Menurut Presiden, kebijakan ini merupakan bagian dari upaya strategis pemerintah untuk merampingkan birokrasi serta memberikan kemudahan bagi para pelaku usaha. Selain itu, Presiden juga menekankan pentingnya menciptakan ekosistem yang mendukung penciptaan lapangan kerja, serta mendorong pertumbuhan ekonomi nasional.
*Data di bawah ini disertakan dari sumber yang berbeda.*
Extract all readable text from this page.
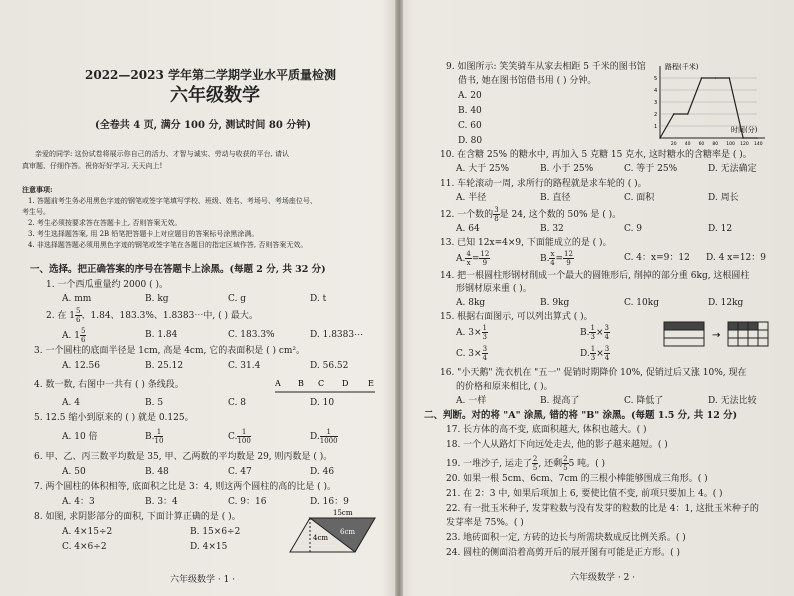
2022—2023 学年第二学期学业水平质量检测
六年级数学
(全卷共 4 页, 满分 100 分, 测试时间 80 分钟)
亲爱的同学: 这份试卷将展示你自己的活力、才智与诚实、劳动与收获的平台, 请认
真审题、仔细作答。祝你好好学习, 天天向上!
注意事项:
1. 答题前考生务必用黑色字迹的钢笔或签字笔填写学校、班级、姓名、考场号、考场座位号、
考生号。
2. 考生必须按要求答在答题卡上, 否则答案无效。
3. 考生选择题答案, 用 2B 铅笔把答题卡上对应题目的答案标号涂黑涂满。
4. 非选择题答题必须用黑色字迹的钢笔或签字笔在各题目的指定区域作答, 否则答案无效。
一、选择。把正确答案的序号在答题卡上涂黑。(每题 2 分, 共 32 分)
1. 一个西瓜重量约 2000 ( )。
A. mm	B. kg	C. g	D. t
2. 在 $1 \frac{5}{6}$ 、1.84、183.3%、1.8383⋯中, ( ) 最大。
A. $1 \frac{5}{6}$	B. 1.84	C. 183.3%	D. 1.8383⋯
3. 一个圆柱的底面半径是 1cm, 高是 4cm, 它的表面积是 ( ) cm²。
A. 12.56	B. 25.12	C. 31.4	D. 56.52
4. 数一数, 右图中一共有 ( ) 条线段。	A B C D E
A. 4	B. 5	C. 8	D. 10
5. 12.5 缩小到原来的 ( ) 就是 0.125。
A. 10 倍	B. $\frac{1}{10}$	C. $\frac{1}{100}$	D. $\frac{1}{1000}$
6. 甲、乙、丙三数平均数是 35, 甲、乙两数的平均数是 29, 则丙数是 ( )。
A. 50	B. 48	C. 47	D. 46
7. 两个圆柱的体积相等, 底面积之比是 3：4, 则这两个圆柱的高的比是 ( )。
A. 4：3	B. 3：4	C. 9：16	D. 16：9
8. 如图, 求阴影部分的面积, 下面计算正确的是 ( )。
A. 4×15÷2	B. 15×6÷2
C. 4×6÷2	D. 4×15
15cm
6cm
4cm
六年级数学 · 1 ·
9. 如图所示: 笑笑骑车从家去相距 5 千米的图书馆
借书, 她在图书馆借书用 ( ) 分钟。
A. 20
B. 40
C. 60
D. 80
路程(千米)
时间(分)
20 40 60 80 100 120 140
1
2
3
4
5
10. 在含糖 25% 的糖水中, 再加入 5 克糖 15 克水, 这时糖水的含糖率是 ( )。
A. 大于 25%	B. 小于 25%	C. 等于 25%	D. 无法确定
11. 车轮滚动一周, 求所行的路程就是求车轮的 ( )。
A. 半径	B. 直径	C. 面积	D. 周长
12. 一个数的 $\frac{3}{8}$ 是 24, 这个数的 50% 是 ( )。
A. 64	B. 32	C. 9	D. 12
13. 已知 12x=4×9, 下面能成立的是 ( )。
A. $\frac{4}{x} = \frac{12}{9}$	B. $\frac{x}{4} = \frac{12}{9}$	C. 4：x=9：12 D. 4 x=12：9
14. 把一根圆柱形钢材削成一个最大的圆锥形后, 削掉的部分重 6kg, 这根圆柱
形钢材原来重 ( )。
A. 8kg	B. 9kg	C. 10kg	D. 12kg
15. 根据右面图示, 可以列出算式 ( )。
A. $3\times \frac{1}{3}$	B. $\frac{1}{3} \times \frac{3}{4}$
C. $3\times \frac{3}{4}$	D. $\frac{1}{3} \times \frac{3}{4}$
→
16. "小天鹅" 洗衣机在 "五一" 促销时期降价 10%, 促销过后又涨 10%, 现在
的价格和原来相比, ( )。
A. 一样	B. 提高了	C. 降低了	D. 无法比较
二、判断。对的将 "A" 涂黑, 错的将 "B" 涂黑。(每题 1.5 分, 共 12 分)
17. 长方体的高不变, 底面积越大, 体积也越大。( )
18. 一个人从路灯下向远处走去, 他的影子越来越短。( )
19. 一堆沙子, 运走了 $\frac{2}{5}$ , 还剩 $\frac{2}{5} 5$ 吨。( )
20. 如果一根 5cm、6cm、7cm 的三根小棒能够围成三角形。( )
21. 在 2：3 中, 如果后项加上 6, 要使比值不变, 前项只要加上 4。( )
22. 有一批玉米种子, 发芽粒数与没有发芽的粒数的比是 4：1, 这批玉米种子的
发芽率是 75%。( )
23. 地砖面积一定, 方砖的边长与所需块数成反比例关系。( )
24. 圆柱的侧面沿着高剪开后的展开图有可能是正方形。( )
六年级数学 · 2 ·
Bahkan Prabowo Subianto (mengutip pemberitan dari
setkab.go.id) mengatakan dengan jelas dan tandas bahwa “siapa saja boleh impor. Mau impor apa, silahkan buka saja. Rakyat kita juga pandai kok, iya kan. Bikin kuota-kuota, habis itu perusahaan A, B, C, D yang hanya ditunjuk. Hanya dia boleh impor, enak saja.
Penulis menyampaikan apresiasi kepada Presiden Prabowo Subianto atas langkah berani dalam menghapus kuota impor yang selama ini menjadi hambatan bagi efisiensi dan dinamika perdagangan nasional. Kebijakan ini mencerminkan komitmen Presiden untuk menciptakan iklim ekonomi yang lebih terbuka, kompetitif, dan adil bagi semua pelaku usaha di Indonesia.
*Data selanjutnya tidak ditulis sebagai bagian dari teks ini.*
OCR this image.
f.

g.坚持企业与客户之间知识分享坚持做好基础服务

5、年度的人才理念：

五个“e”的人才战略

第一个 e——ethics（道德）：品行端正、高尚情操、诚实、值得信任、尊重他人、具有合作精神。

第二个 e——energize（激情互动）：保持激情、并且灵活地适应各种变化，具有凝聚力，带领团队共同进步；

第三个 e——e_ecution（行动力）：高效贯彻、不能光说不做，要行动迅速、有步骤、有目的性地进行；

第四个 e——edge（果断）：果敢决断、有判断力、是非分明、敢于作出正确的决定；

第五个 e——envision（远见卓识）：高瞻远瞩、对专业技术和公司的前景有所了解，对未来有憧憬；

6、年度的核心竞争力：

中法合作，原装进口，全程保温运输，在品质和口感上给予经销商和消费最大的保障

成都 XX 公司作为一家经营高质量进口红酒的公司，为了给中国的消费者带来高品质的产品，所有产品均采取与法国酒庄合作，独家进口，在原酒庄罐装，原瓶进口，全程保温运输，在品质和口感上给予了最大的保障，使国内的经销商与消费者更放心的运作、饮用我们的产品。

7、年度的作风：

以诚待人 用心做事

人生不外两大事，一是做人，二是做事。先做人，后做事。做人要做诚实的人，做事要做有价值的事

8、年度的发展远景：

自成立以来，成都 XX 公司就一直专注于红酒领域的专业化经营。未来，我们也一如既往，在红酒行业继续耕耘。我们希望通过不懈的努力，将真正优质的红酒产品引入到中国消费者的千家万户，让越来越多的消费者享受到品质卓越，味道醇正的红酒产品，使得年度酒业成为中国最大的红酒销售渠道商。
Selain itu Selama bertahun-tahun, sistem kuota impor sering kali menjadi celah bagi praktik monopoli, permainan harga, dan ketidakpastian pasokan barang pokok maupun bahan baku industri. Penghapusan kuota akan mengurangi ruang gerak bagi kartel dan importir tertentu yang sebelumnya menikmati keuntungan dari pembatasan akses. Ini adalah sinyal kuat bahwa pemerintah berpihak pada keadilan ekonomi dan persaingan usaha yang sehat.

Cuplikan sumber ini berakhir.